Study quality has improved since the publication of the previous review. However, the overall study quality is suboptimal. RQS and TRIPOD have identified disadvantages in phantom study, cut-off analysis, cost-effectiveness analysis, blindness of assessment, sample size calculation, and missing data handling, which have been repeatedly addressed [8, 12,13,14]. The previous review only employed RQS for quality assessment. RQS was a specialized tool proposed to help the radiomics community assess the quality and value of a radiomics study. However, RQS was tailored on hand‐crafted features. As deep learning is gaining momentum, the current version of RQS may not capture the strengths and weaknesses of deep learning radiomics studies correctly [58]. TRIPOD is a similar example that aimed to promote transparency reporting of diagnostic accuracy model studies and has been recommended to identify room for improvements in radiomics studies [11]. Nevertheless, the current version of TRIPOD may not capture some unique challenges with machine learning or AI application [59]. In contrast, CLAIM captured unique shortness in our review, such as data de-identification and failure analysis. CLAIM has been employed as a useful tool for quality evaluation in deep learning studies [20, 21], and our review demonstrated the feasibility of CLAIM in radiomics studies. We further confirmed that CLAIM can serve as a better review and study design guideline in radiomics studies. CLAIM may guide the update of TRIPOD and RQS, because it not only includes general reporting criteria, but also allows extra distinguishment of unique shortness in deep learning. CLAIM may even replace RQS and TRIPOD, considering the overlapping items and high correlation between these tools. The researchers are still reticent in publishing the RQS and TRIPOD for their radiomics studies [58]. Only one study in our review included RQS, TRIPOD and CLAIM as supplementary materials [57].
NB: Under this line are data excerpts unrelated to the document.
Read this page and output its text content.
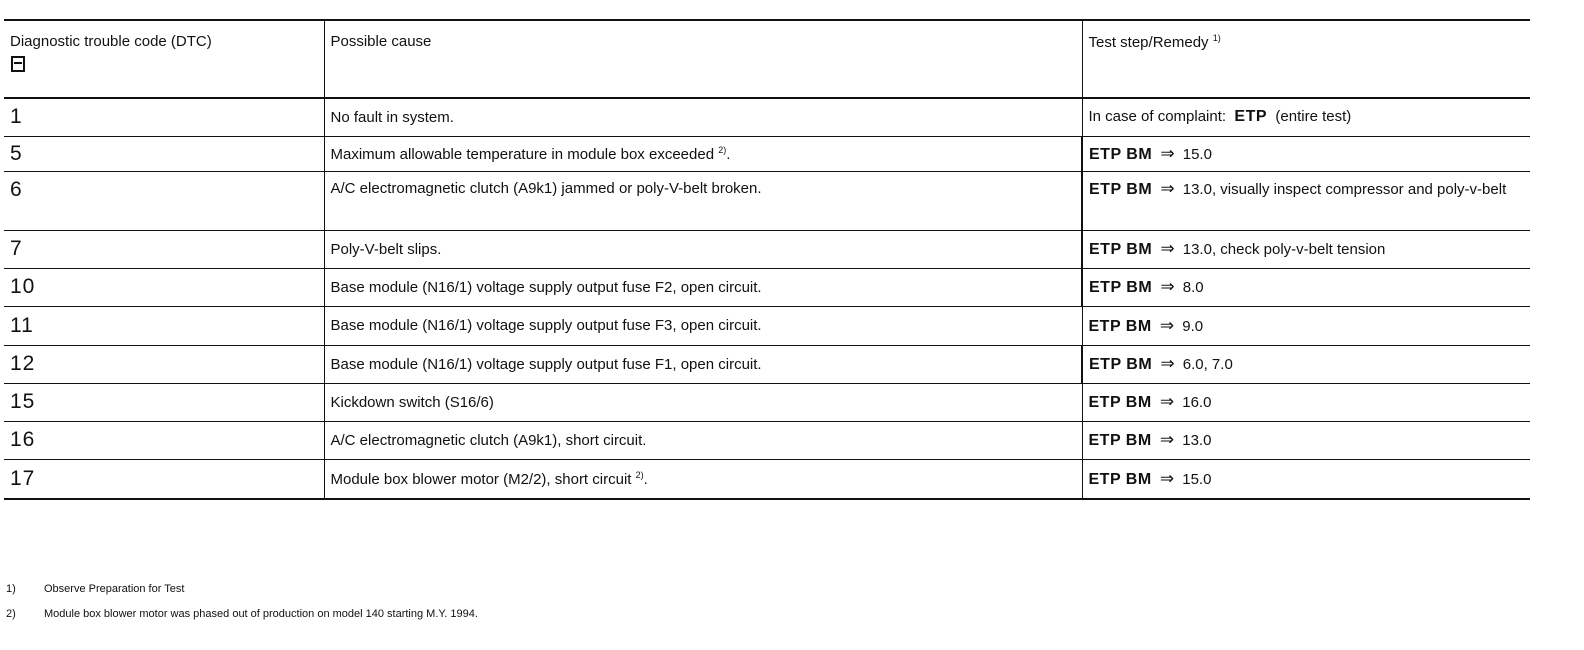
Diagnostic trouble code (DTC)	Possible cause	Test step/Remedy $^{1)}$
1	No fault in system.	In case of complaint: ETP (entire test)
5	Maximum allowable temperature in module box exceeded $^{2)}$.	ETP BM ⇒ 15.0
6	A/C electromagnetic clutch (A9k1) jammed or poly-V-belt broken.	ETP BM ⇒ 13.0, visually inspect compressor and poly-v-belt
7	Poly-V-belt slips.	ETP BM ⇒ 13.0, check poly-v-belt tension
10	Base module (N16/1) voltage supply output fuse F2, open circuit.	ETP BM ⇒ 8.0
11	Base module (N16/1) voltage supply output fuse F3, open circuit.	ETP BM ⇒ 9.0
12	Base module (N16/1) voltage supply output fuse F1, open circuit.	ETP BM ⇒ 6.0, 7.0
15	Kickdown switch (S16/6)	ETP BM ⇒ 16.0
16	A/C electromagnetic clutch (A9k1), short circuit.	ETP BM ⇒ 13.0
17	Module box blower motor (M2/2), short circuit $^{2)}$.	ETP BM ⇒ 15.0
1)	Observe Preparation for Test
2)	Module box blower motor was phased out of production on model 140 starting M.Y. 1994.
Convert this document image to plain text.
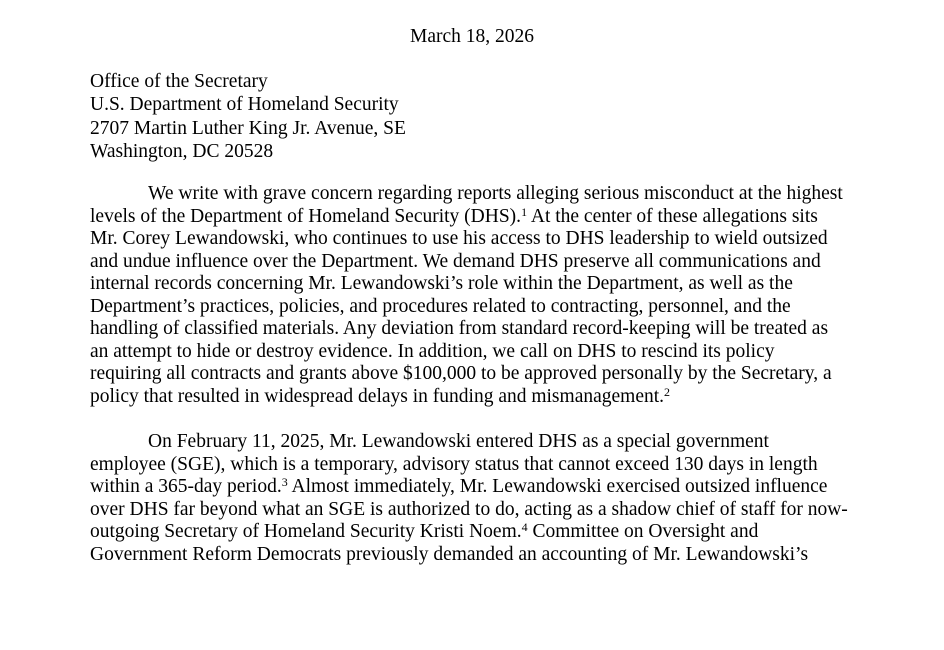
March 18, 2026
Office of the Secretary
U.S. Department of Homeland Security
2707 Martin Luther King Jr. Avenue, SE
Washington, DC 20528
We write with grave concern regarding reports alleging serious misconduct at the highest
levels of the Department of Homeland Security (DHS).$^1$ At the center of these allegations sits
Mr. Corey Lewandowski, who continues to use his access to DHS leadership to wield outsized
and undue influence over the Department. We demand DHS preserve all communications and
internal records concerning Mr. Lewandowski’s role within the Department, as well as the
Department’s practices, policies, and procedures related to contracting, personnel, and the
handling of classified materials. Any deviation from standard record-keeping will be treated as
an attempt to hide or destroy evidence. In addition, we call on DHS to rescind its policy
requiring all contracts and grants above $100,000 to be approved personally by the Secretary, a
policy that resulted in widespread delays in funding and mismanagement.$^2$
On February 11, 2025, Mr. Lewandowski entered DHS as a special government
employee (SGE), which is a temporary, advisory status that cannot exceed 130 days in length
within a 365-day period.$^3$ Almost immediately, Mr. Lewandowski exercised outsized influence
over DHS far beyond what an SGE is authorized to do, acting as a shadow chief of staff for now-
outgoing Secretary of Homeland Security Kristi Noem.$^4$ Committee on Oversight and
Government Reform Democrats previously demanded an accounting of Mr. Lewandowski’s
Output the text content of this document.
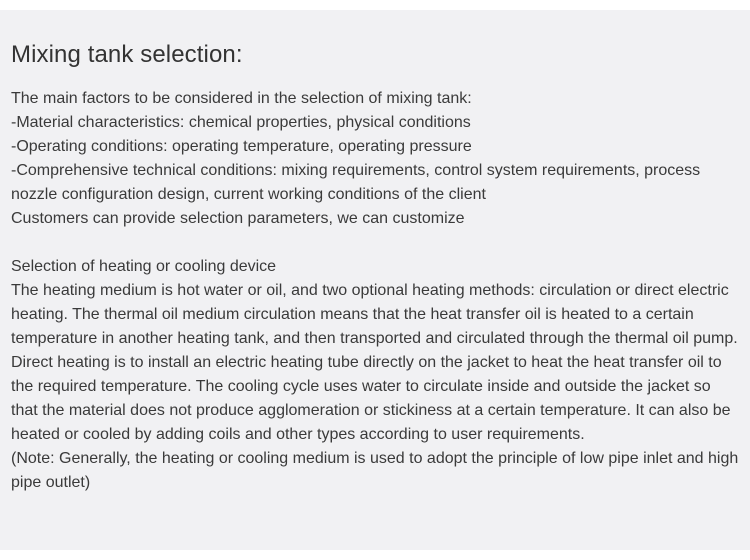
Mixing tank selection:

The main factors to be considered in the selection of mixing tank:

-Material characteristics: chemical properties, physical conditions

-Operating conditions: operating temperature, operating pressure

-Comprehensive technical conditions: mixing requirements, control system requirements, process nozzle configuration design, current working conditions of the client

Customers can provide selection parameters, we can customize

Selection of heating or cooling device

The heating medium is hot water or oil, and two optional heating methods: circulation or direct electric heating. The thermal oil medium circulation means that the heat transfer oil is heated to a certain temperature in another heating tank, and then transported and circulated through the thermal oil pump. Direct heating is to install an electric heating tube directly on the jacket to heat the heat transfer oil to the required temperature. The cooling cycle uses water to circulate inside and outside the jacket so that the material does not produce agglomeration or stickiness at a certain temperature. It can also be heated or cooled by adding coils and other types according to user requirements.

(Note: Generally, the heating or cooling medium is used to adopt the principle of low pipe inlet and high pipe outlet)
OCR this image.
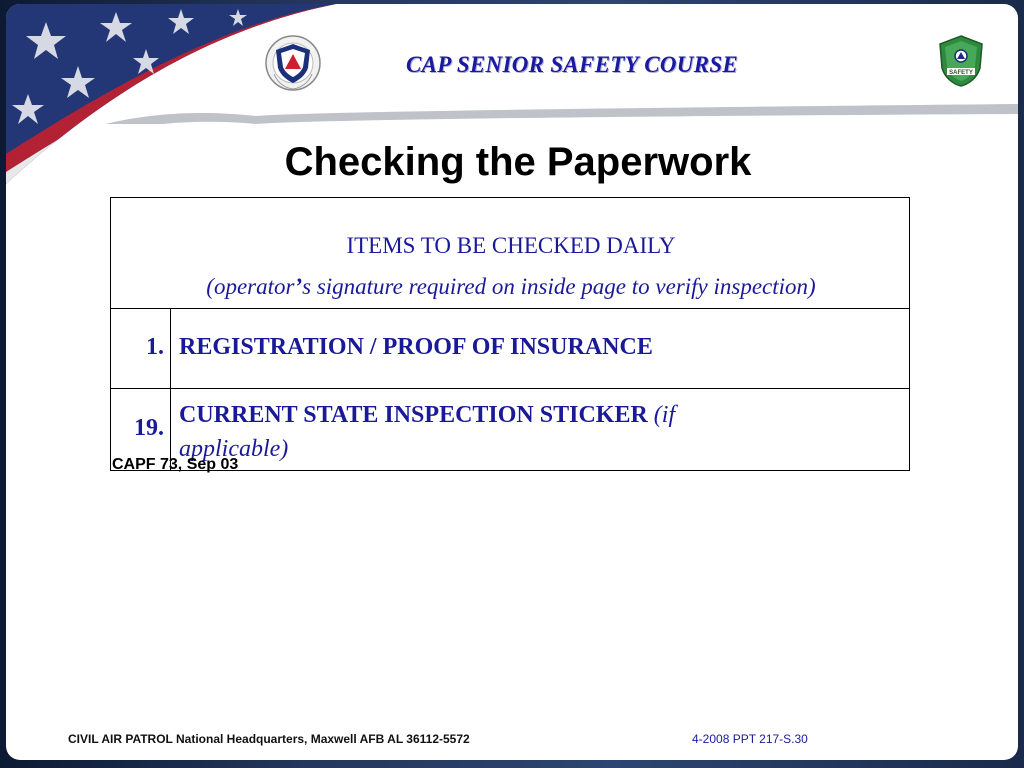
SAFETY
CAP SENIOR SAFETY COURSE
Checking the Paperwork
ITEMS TO BE CHECKED DAILY
(operator’s signature required on inside page to verify inspection)
1. REGISTRATION / PROOF OF INSURANCE
19. CURRENT STATE INSPECTION STICKER (if applicable)
CAPF 73, Sep 03
CIVIL AIR PATROL National Headquarters, Maxwell AFB AL 36112-5572	4-2008 PPT 217-S.30
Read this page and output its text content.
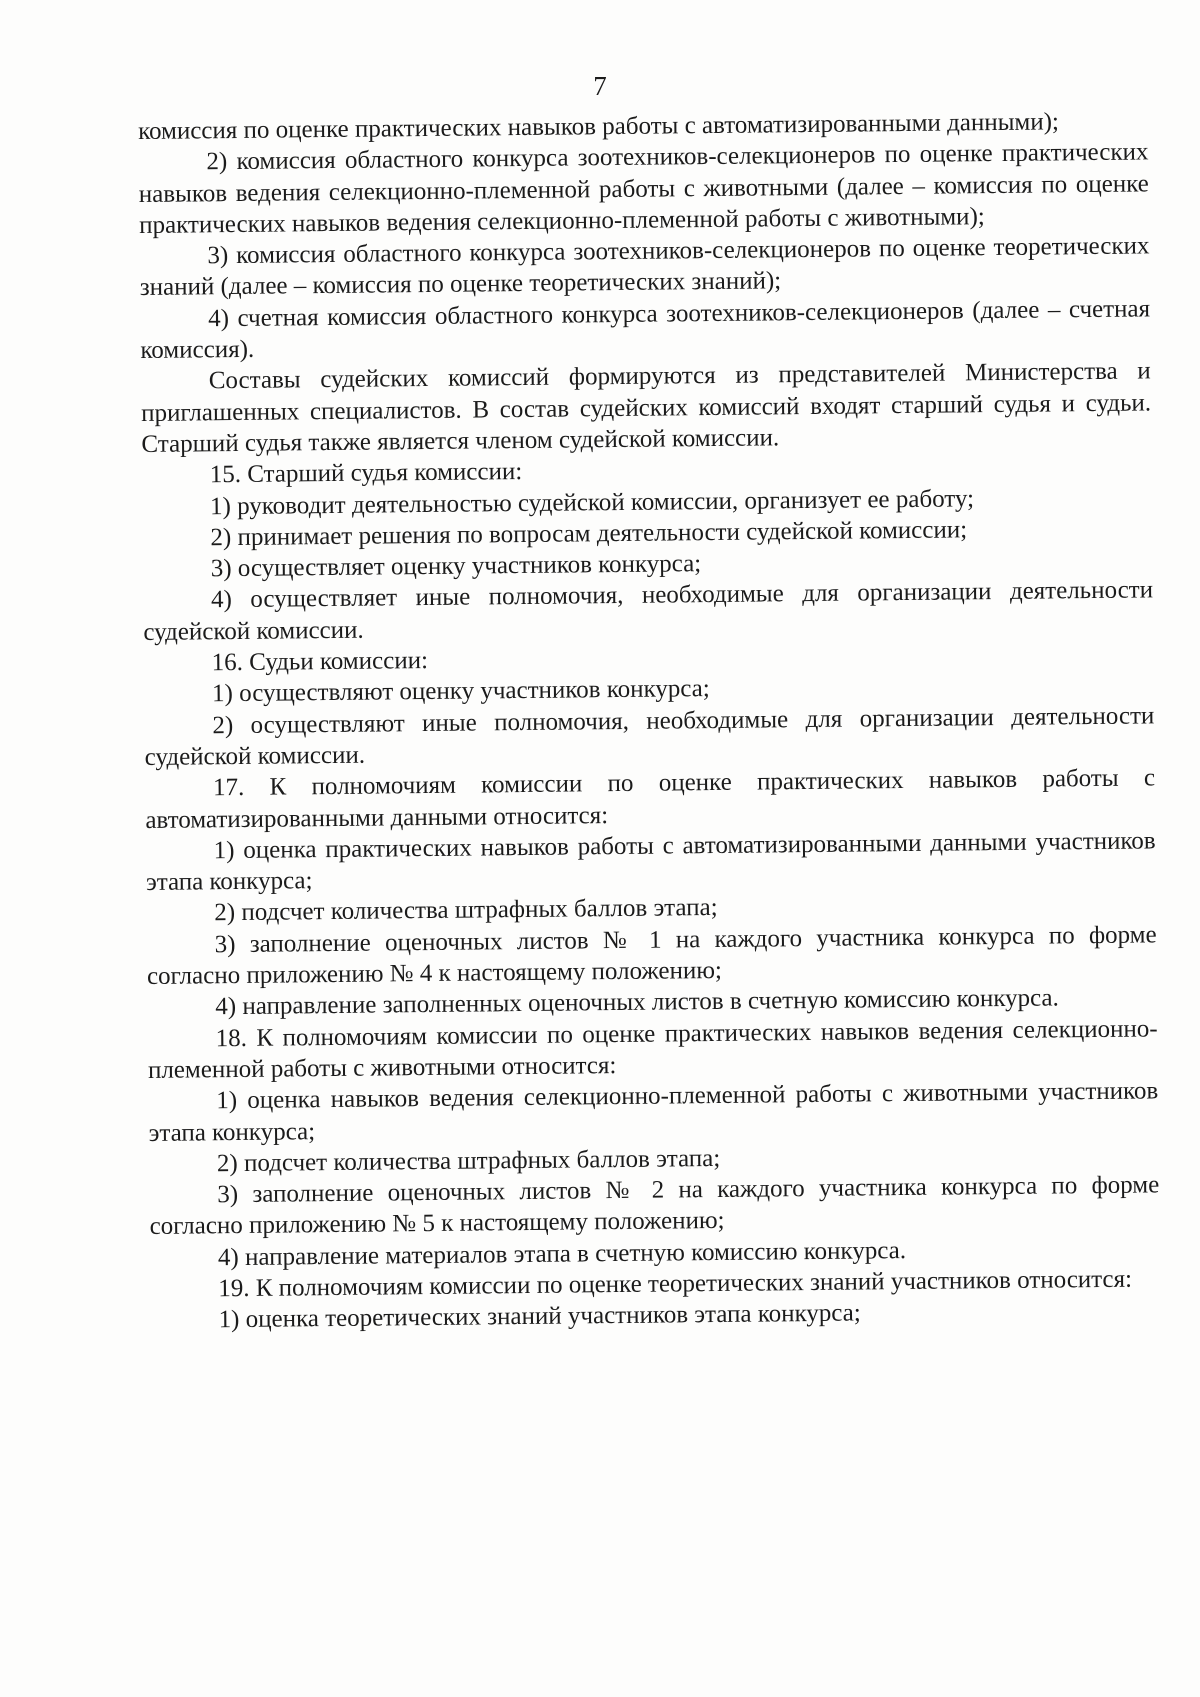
7

комиссия по оценке практических навыков работы с автоматизированными данными);

2) комиссия областного конкурса зоотехников-селекционеров по оценке практических навыков ведения селекционно-племенной работы с животными (далее – комиссия по оценке практических навыков ведения селекционно-племенной работы с животными);

3) комиссия областного конкурса зоотехников-селекционеров по оценке теоретических знаний (далее – комиссия по оценке теоретических знаний);

4) счетная комиссия областного конкурса зоотехников-селекционеров (далее – счетная комиссия).

Составы судейских комиссий формируются из представителей Министерства и приглашенных специалистов. В состав судейских комиссий входят старший судья и судьи. Старший судья также является членом судейской комиссии.

15. Старший судья комиссии:

1) руководит деятельностью судейской комиссии, организует ее работу;

2) принимает решения по вопросам деятельности судейской комиссии;

3) осуществляет оценку участников конкурса;

4) осуществляет иные полномочия, необходимые для организации деятельности судейской комиссии.

16. Судьи комиссии:

1) осуществляют оценку участников конкурса;

2) осуществляют иные полномочия, необходимые для организации деятельности судейской комиссии.

17. К полномочиям комиссии по оценке практических навыков работы с автоматизированными данными относится:

1) оценка практических навыков работы с автоматизированными данными участников этапа конкурса;

2) подсчет количества штрафных баллов этапа;

3) заполнение оценочных листов № 1 на каждого участника конкурса по форме согласно приложению № 4 к настоящему положению;

4) направление заполненных оценочных листов в счетную комиссию конкурса.

18. К полномочиям комиссии по оценке практических навыков ведения селекционно-племенной работы с животными относится:

1) оценка навыков ведения селекционно-племенной работы с животными участников этапа конкурса;

2) подсчет количества штрафных баллов этапа;

3) заполнение оценочных листов № 2 на каждого участника конкурса по форме согласно приложению № 5 к настоящему положению;

4) направление материалов этапа в счетную комиссию конкурса.

19. К полномочиям комиссии по оценке теоретических знаний участников относится:

1) оценка теоретических знаний участников этапа конкурса;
Our review has several limitations. First, our review focused on osteosarcoma radiomics studies. The conclusion should be interpreted with caution when expanded to other diseases. However, it provided insights for the design and reporting radiomics studies. Second, our study only included AI research applying the radiomics approach, but overlooked those conducted with only deep learning for segmentation [60,61,62] or modeling [63]. However, the secondary aim of our study is to find out whether CLAIM can better identify disadvantages in radiomics studies than the currently recommended RQS and TRIPOD. As CLAIM is suitable for both radiomics and deep learning radiomics studies, future review is encouraged to carry out without the restriction of radiomics. Third, it has not been investigated in our review how to weigh each item in CLAIM. The previous reviews have created subitems for some evaluations [20] and weighed them as equal [21]. We treated each subitem as equal, but it is necessary to find out whether it is appropriate. Fourth, we did not employ more specific tools for evaluation, because they are not suitable or are currently under development [59, 64,65,66,67,68]. The review may benefit from the increasing study reporting guidelines for clinical studies using AI in healthcare, because they pay extra attention to additional factors which do not neatly conform to traditional reporting guidelines, especially details relating to technical algorithm development [69]. The Image Biomarkers Standardization Initiative (IBSI) guideline is another potential eligible checklist for quality elevation [70]. However, we did not apply it as previous reviews [14, 24], since this radiomics-specific checklist may not suitable for deep learning studies. Finally, due to the heterogeneity and limited numbers of studies, we only rated the evidence level of radiomics in prediction of NAC response. Further investigation is needed to lay a more robust scientific basis for translating the radiomics approach to a clinical useful tool [23, 24].

In conclusion, the quality of radiomics studies in osteosarcoma has improved in recent years, but is still suboptimal. MRI-driven radiomics for prediction of NAC response in osteosarcoma is rated as weak evidence according to meta-analysis of testing datasets, calling for more high-quality studies to promote radiomics application in osteosarcoma. CLAIM can better identify disadvantages in radiomics studies and therefore is recommended for future evaluation of AI studies including radiomics.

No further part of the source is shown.